The introduction of alternative provision for students who have been ~ or are at risk of being - excluded has, however, always been a contentious issue for schools, despite being something that virtually all of them face. With traditional techniques having the potential to backfire, one solution is the concept of formal peer-to-peer learning.
Difficulties in implementing alternative provision often arise from the complexities of the underlying issues affecting the children in question, who are typically excluded due to having behavioural issues or long-term medical conditions, or being school refusers or low-level disrupters. As such, an alternative provision model must be carefully considered.
One option is to place the child in isolation, with a teacher or teaching assistant providing one-to-one provision. However, as well as stretching existing staff resources, such an intense situation has the potential to be overwhelming to a child who may already exhibited resistanxe to authority figures.
Another option is to give the student work to do on their own without support, but this has the potential to destroy motivation altogether and lead the student to fall out of the education system altogether.
This is where peer-to-peer learning comes in.
Interacting with people other than teachers on a one-to-one or small group basis, away from a conventional classroom environment, often feels more like a joint effort towards attaining educational goals. If the person delivering the provision is in just a slightly higher age bracket and remains approachable and 'down with the kids’, even better. One feasible option, then, is to utilise tutors of school-leaving age, who are likely to inspire and connect with those they tutor.
Understandably, there may be concerns surrounding such a unique and non-traditional concept. Perceived lack of experience in the tutors can leave decision-makers with reservations, as can the belief that they won’t be able to manage challenging children’s behaviour. However, as long as the pupil has no history of violence - where this sort of tutorage would not be appropriate - then there’s no denying that the supportive and more relaxed dynamic is likely to motivate otherwise disengaged students.

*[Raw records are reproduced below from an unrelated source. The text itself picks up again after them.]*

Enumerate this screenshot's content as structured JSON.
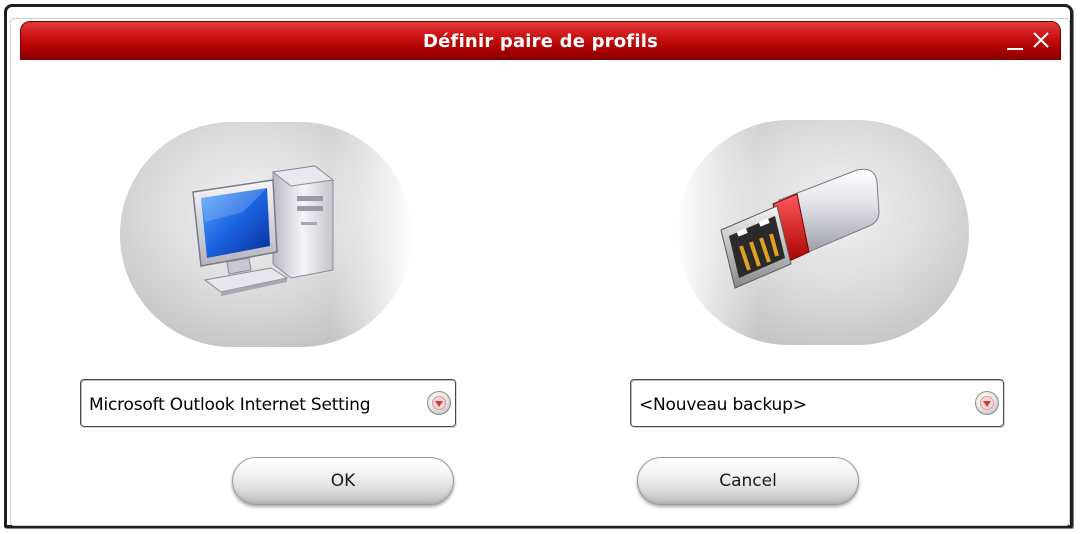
{
  "window": {
    "title": "Définir paire de profils",
    "minimize_icon": "minimize-icon",
    "close_icon": "close-icon",
    "accent_color": "#c60e0e"
  },
  "left_panel": {
    "icon": "computer-icon",
    "profile_value": "Microsoft Outlook Internet Setting"
  },
  "right_panel": {
    "icon": "usb-drive-icon",
    "backup_value": "<Nouveau backup>"
  },
  "buttons": {
    "ok_label": "OK",
    "cancel_label": "Cancel"
  }
}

This increased receptiveness and willingness to learn has a clear impact on students' results, and tutors quickly develop a connection which extends beyond the subjects they're teaching to become more of a mentoring role. As a result, pupils start to recognise the benefits to be enjoyed from engaging in work and passing exams, which ultimately shapes their future.
Now is the perfect time for schools to consider options available to help every pupil - each with varying needs ~ to maximise their achievement, and formal peer-to-peer learning is a promising key to unlocking hidden potential.